Mit eben diesen Teilthemen und den Folgen für Wissenschaft und Bildung haben wir uns drei Stunden lang beschäftigt. Wir waren bewusst eine kleine Gruppe, weil wir im letzten Teil des Kolloquiums damit experimentieren wollten, unsere Diskussions- und Reflexionsergebnisse auf Video festzuhalten. Also wir wollten das nicht nur, wir haben das dann auch gemacht und so sind (unter anderem) drei fünfminütige Videos am Flipchart entstanden, die wiederum das Ergebnis einer Tandemarbeit zu Spannungsmomenten in Bildung und Wissenschaft waren, die wir im Zuge der von Mau beschriebenen „Quantifizierung des Sozialen“ herausgearbeitet haben. Die Arbeit mit Videos ist auf klassischen Lernplattformen sind fast immer mit verschiedenen Problemen verbunden. Zudem gibt es etwa im Rahmen der Lehre viele Vorbehalte und Bedenken, die mehr oder weniger nachvollziehbar sind, und die Experimentierfreude Einzelner ist nun mal immer sehr verschieden ausgeprägt. Ich gebe zu, dass ich daher den Einsatz von Video in der eigenen Lehre eher vermeide und den Aufwand scheue, der da auf mich zukäme (überzeugen, absichern, Alternativen schaffen etc.) – soweit mein Outing an dieser Stelle ;-).

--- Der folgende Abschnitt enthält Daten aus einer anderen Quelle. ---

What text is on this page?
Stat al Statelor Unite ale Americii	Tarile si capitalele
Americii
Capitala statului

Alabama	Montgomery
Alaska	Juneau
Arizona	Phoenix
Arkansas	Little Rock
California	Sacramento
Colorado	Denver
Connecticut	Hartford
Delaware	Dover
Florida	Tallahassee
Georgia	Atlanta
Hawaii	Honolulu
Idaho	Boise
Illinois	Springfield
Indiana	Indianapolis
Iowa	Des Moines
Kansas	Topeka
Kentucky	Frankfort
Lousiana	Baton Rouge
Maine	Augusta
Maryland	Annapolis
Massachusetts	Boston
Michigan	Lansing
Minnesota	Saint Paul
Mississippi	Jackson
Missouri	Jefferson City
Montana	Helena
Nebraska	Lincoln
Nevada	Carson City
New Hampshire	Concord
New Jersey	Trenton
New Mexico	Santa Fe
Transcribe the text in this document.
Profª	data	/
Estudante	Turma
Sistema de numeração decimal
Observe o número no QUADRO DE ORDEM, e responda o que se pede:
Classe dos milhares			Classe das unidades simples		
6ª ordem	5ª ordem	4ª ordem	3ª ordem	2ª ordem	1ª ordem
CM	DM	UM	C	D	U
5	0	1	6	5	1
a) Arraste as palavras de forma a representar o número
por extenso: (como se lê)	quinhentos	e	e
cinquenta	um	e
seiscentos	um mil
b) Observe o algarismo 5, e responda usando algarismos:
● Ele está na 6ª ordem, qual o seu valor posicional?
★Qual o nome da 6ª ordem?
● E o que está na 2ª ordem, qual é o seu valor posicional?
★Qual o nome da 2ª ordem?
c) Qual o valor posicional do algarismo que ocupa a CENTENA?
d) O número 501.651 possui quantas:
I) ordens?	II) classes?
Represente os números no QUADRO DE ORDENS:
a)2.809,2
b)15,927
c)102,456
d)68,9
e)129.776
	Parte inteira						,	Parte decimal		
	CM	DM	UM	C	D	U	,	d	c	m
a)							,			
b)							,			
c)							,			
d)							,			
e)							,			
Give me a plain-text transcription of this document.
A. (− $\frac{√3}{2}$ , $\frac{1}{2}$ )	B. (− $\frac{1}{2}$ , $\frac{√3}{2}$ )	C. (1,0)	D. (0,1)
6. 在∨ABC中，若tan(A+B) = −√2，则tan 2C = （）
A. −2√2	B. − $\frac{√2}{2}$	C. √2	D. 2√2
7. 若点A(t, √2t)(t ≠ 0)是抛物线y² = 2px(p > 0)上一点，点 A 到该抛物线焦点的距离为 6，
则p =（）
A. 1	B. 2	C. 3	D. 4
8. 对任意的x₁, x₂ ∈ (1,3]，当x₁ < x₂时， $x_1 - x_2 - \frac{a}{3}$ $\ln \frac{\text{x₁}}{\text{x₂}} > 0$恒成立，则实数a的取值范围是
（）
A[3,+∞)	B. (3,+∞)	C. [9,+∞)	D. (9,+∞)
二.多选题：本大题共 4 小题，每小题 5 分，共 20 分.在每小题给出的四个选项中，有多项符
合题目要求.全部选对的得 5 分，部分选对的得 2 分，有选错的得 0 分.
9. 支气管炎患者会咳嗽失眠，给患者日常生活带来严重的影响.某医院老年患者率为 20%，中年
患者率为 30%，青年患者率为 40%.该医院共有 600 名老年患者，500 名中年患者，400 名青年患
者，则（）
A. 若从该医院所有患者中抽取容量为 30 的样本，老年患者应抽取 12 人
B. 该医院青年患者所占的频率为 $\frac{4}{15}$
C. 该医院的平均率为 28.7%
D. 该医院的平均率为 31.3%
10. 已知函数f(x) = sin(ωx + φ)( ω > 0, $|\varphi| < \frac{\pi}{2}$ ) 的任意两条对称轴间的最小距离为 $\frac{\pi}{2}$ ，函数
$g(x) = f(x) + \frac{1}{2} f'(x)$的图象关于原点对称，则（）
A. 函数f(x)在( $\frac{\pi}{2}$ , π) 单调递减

Aber im Kleinen, wie eben im Rahmen des Kolloquiums, und mit einer neugierigen und auch für spontane Einfälle offenen Gruppe von Wissenschaftlerinnen sowie mit einer dafür auch perfekt geeigneten (ausgeliehenen) Videoplattform, die uns einen geschützten Raum bietet, geht das (auch für mich) ,und ich finde: Die Ergebnisse unterscheiden sich tatsächlich von klassischen Versuchen, mit ein paar Sätzen am Ende das Resultat des Workshops zusammenzufassen. Im Nachgang haben wir jetzt noch die Möglichkeit (teils schon genutzt), die Videos zu kommentieren und weitere Ergänzungen in Textform (als Blogbeiträge) zu machen. Was wir jetzt mit unseren Erfahrungen genau anfangen, ist noch offen, auch, was wir mit den Ergebnissen anstellen könnten.
Und was die Inhalte betrifft: Nun, ich denke, Maus Botschaften werden uns unweigerlich weiter beschäftigen. Viele Chancen und vor allem Risiken, die er beschreibt, sind freilich längst bekannt; einige in unserer Gruppe haben zum Beispiel Parallelen zu diversen anderen Büchern, Filmen, gar Serien herstellen können, die sich kritisch mit den Inhalten beschäftigen, wie sie auch Mau beschreibt. Dennoch hat es einen eigenen Wert, wenn man sich dann auch mal die Zeit nimmt und darüber in einen Dialog geht: Wie ist das mit der eigenen Selbstoptimierung? Was macht der Wettbewerb mit der Forschung? Wie beeinflussen unsere Datenspuren das eigene Lernen und Bildungsprozesse? Wer hat denn da eigentlich wo die „guten“ und die „bösen“ Absichten? Fürchten wir uns mehr vor einem übergriffigen Staat, vor der gierigen Wirtschaft oder gar vor uns selbst und unserer Schwäche? Denn ohne das „Mitmachen der Vielen“ (das man auch positiv konnotieren kann) gäbe es manche Auswüchse gar nicht, die wir eigentlich auch nicht haben wollen … Drei Stunden – was war freilich nur ein kurzen Aufhorchen, vielleicht ein Auftakt für das Wachsam-Bleiben.